This is an older blog post, you will find one on more recent data here
This interactive presentation contains the latest oil & gas production data from all 13,341 horizontal wells in North Dakota that started production since 2005, through March 2018.
March oil production in North Dakota came in at 1,162 kbo/d, after a month-on-month drop of 1%.
The wells that started in 2018 show so far a similar production profile as the ones from the year before (see the ‘Well quality’ tab. You can click on the 2018 vintage in the color legend to highlight the related curves).
In the final tab the performance of the 5 leading operators is shown. EOG, the largest US shale oil operator, hasn’t completed any new wells in North Dakota since October last year , and produced just 43 kbo/d in March, vs 70 kbo/d in June 2017.
The ‘Advanced Insights’ presentation is displayed below:
This “Ultimate recovery” overview shows how all these horizontal wells are heading towards their ultimate recovery, with wells grouped by the quarter in which production started.
The far better early-life well productivity in newer wells is also visible in this basin.
But as the 9th tab shows (‘Gas oil ratio’), the gas/oil ratio is rising faster for wells than it used to be. There are concerns emerging that this leads to a loss in formation pressure, and therefore may steepen declines.
There are already spots where this is visible.

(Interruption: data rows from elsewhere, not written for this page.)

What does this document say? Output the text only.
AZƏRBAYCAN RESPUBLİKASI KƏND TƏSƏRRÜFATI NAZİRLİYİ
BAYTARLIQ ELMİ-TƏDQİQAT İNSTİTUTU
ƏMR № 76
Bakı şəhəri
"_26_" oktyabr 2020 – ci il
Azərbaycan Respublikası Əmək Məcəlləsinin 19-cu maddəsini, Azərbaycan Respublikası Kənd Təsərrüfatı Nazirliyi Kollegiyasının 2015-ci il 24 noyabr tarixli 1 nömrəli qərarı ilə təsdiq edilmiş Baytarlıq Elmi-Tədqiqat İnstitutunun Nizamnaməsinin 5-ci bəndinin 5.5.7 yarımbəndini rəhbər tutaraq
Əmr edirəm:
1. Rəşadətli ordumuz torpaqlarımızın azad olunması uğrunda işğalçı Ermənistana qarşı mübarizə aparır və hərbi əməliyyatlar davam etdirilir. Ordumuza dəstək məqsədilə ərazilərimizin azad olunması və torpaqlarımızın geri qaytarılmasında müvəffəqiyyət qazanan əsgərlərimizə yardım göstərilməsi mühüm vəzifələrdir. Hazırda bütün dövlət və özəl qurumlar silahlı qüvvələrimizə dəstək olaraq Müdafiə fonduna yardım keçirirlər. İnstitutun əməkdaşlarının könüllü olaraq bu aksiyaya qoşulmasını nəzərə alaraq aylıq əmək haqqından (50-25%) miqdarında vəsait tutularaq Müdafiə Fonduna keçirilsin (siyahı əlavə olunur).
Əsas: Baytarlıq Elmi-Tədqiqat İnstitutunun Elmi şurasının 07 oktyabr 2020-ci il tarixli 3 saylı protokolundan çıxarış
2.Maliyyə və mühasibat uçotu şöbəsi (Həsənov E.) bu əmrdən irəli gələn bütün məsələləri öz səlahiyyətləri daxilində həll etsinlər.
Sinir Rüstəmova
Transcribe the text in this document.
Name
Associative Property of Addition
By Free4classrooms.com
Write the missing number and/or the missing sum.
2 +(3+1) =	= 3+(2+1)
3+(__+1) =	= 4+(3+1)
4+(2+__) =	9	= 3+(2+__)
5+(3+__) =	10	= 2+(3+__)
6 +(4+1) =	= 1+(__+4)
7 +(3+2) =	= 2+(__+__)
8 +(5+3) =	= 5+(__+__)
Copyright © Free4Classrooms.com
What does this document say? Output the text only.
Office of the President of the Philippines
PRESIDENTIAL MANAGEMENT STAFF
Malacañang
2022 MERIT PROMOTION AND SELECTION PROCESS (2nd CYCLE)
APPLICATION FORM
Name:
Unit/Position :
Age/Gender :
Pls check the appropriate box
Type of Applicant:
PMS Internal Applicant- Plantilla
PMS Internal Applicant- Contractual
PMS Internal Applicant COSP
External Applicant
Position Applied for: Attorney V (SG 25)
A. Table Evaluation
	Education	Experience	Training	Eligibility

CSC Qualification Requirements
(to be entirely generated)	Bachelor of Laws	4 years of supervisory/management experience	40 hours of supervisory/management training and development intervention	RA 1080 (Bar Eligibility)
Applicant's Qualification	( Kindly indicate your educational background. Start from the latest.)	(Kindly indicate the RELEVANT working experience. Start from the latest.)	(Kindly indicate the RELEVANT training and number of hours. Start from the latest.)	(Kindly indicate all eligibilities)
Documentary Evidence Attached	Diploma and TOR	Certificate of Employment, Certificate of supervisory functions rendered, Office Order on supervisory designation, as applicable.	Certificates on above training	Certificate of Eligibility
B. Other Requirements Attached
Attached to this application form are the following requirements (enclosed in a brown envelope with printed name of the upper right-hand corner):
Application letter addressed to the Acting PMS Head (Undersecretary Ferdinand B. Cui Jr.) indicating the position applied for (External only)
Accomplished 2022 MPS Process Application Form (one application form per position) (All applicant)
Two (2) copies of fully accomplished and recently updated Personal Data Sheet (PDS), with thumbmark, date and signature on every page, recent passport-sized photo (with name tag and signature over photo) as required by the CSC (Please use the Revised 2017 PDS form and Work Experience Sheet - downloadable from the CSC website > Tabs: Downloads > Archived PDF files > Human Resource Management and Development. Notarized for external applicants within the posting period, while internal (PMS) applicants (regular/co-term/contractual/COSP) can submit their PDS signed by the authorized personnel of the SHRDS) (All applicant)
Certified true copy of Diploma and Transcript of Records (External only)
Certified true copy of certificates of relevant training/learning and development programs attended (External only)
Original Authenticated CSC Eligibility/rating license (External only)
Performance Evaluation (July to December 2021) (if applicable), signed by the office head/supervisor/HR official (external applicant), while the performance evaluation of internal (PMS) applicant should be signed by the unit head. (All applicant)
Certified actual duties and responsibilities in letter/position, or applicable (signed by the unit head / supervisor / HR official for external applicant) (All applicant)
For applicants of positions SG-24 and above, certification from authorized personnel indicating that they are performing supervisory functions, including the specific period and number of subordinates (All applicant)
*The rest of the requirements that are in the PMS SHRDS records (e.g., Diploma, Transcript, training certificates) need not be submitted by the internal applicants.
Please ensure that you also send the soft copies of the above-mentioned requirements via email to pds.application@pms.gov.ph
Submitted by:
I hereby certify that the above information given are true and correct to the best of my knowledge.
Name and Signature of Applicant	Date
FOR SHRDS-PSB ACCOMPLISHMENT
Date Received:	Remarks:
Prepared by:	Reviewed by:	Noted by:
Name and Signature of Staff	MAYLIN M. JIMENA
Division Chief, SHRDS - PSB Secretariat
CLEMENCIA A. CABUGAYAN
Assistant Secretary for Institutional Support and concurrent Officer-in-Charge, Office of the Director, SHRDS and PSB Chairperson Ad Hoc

For example, in the 2 largest fields, Sanish & Parshall (see the 2nd tab ‘Cumulative production ranking’, where these 2 fields are at the top), well performance has steadily declined since 2007/2008, even though more recent wells started at rates pretty similar as before.
You can see this by choosing just these 2 fields in the ‘Fields’ selection (tip: click on ‘All’ to deselect all fields, and then search for these 2 fields), and selecting to show wells by the year, instead of the quarter in which production started; wells that started in these 2 fields in 2007/2008 recovered on average around 450 kbo before dropping to 50 bo/d, while this is just around 200 kbo for wells starting since 2014.
Next week I plan to have new posts on the Haynesville, and the Marcellus.
For these presentations, I used data gathered from the following sources:
- DMR of North Dakota. These presentations only show the production from horizontal wells; a small amount (about 30 kbo/d) is produced from conventional vertical wells.
- FracFocus.org
====BRIEF MANUAL====
The above presentations have many interactive features:
- You can click through the blocks on the top to see the slides.
- Each slide has filters that can be set, e.g. to select individual or groups of operators. You can first click “all” to deselect all items. You have to click the “apply” button at the bottom to enforce the changes. After that, click anywhere on the presentation.
- Tooltips are shown by just hovering the mouse over parts of the presentation.
- You can move the map around, and zoom in/out.
- By clicking on the legend you can highlight selected items.
- Note that filters have to be set for each tab separately.
- The operator who currently owns the well is designated by “operator (current)”. The operator who operated a well in a past month is designated by “operator (actual)”. This distinction is useful when the ownership of a well changed over time.
- If you have any questions on how to use the interactivity, or how to analyze specific questions, please don’t hesitate to ask.
5 Comments
Enno: I’ve been using your graphs to evaluate US data, but all I can get today is the Bakken Shale. Could you tell me how I get back to the US data? Thanks
And thanks for making all your data publically available.
Roger,
There are a couple of ways, but let me describe the easy ones:
1) On the top right of this page, you can see a header “Recent posts”, if you click there on the 2nd one, “US, update through..”, then it will bring you right to that post.
2) At the bottom of the page, you can easily select the next page, which will also bring you there.
Finally, here is the direct link as well:
https://shaleprofile.com/2018/05/10/us-update-through-january-2018/
Enjoy!
Your link works. Thanks!
Where are all those million barrel wells Ham was talking about. I don’t see any average well that will get close to that number.
The E in EUR stands for excessively estimated. Those EUR’s you refer to are now safe and secure within the confines of the Security and Exchange Commission, a host of lending institutions, bond holders, banks and in the hearts and minds of shareholders across America. The money against those imaginary reserves was borrowed, spent and compensations paid to management accordingly. Whether UR and EUR ever meet in the after-life was never the point to begin with.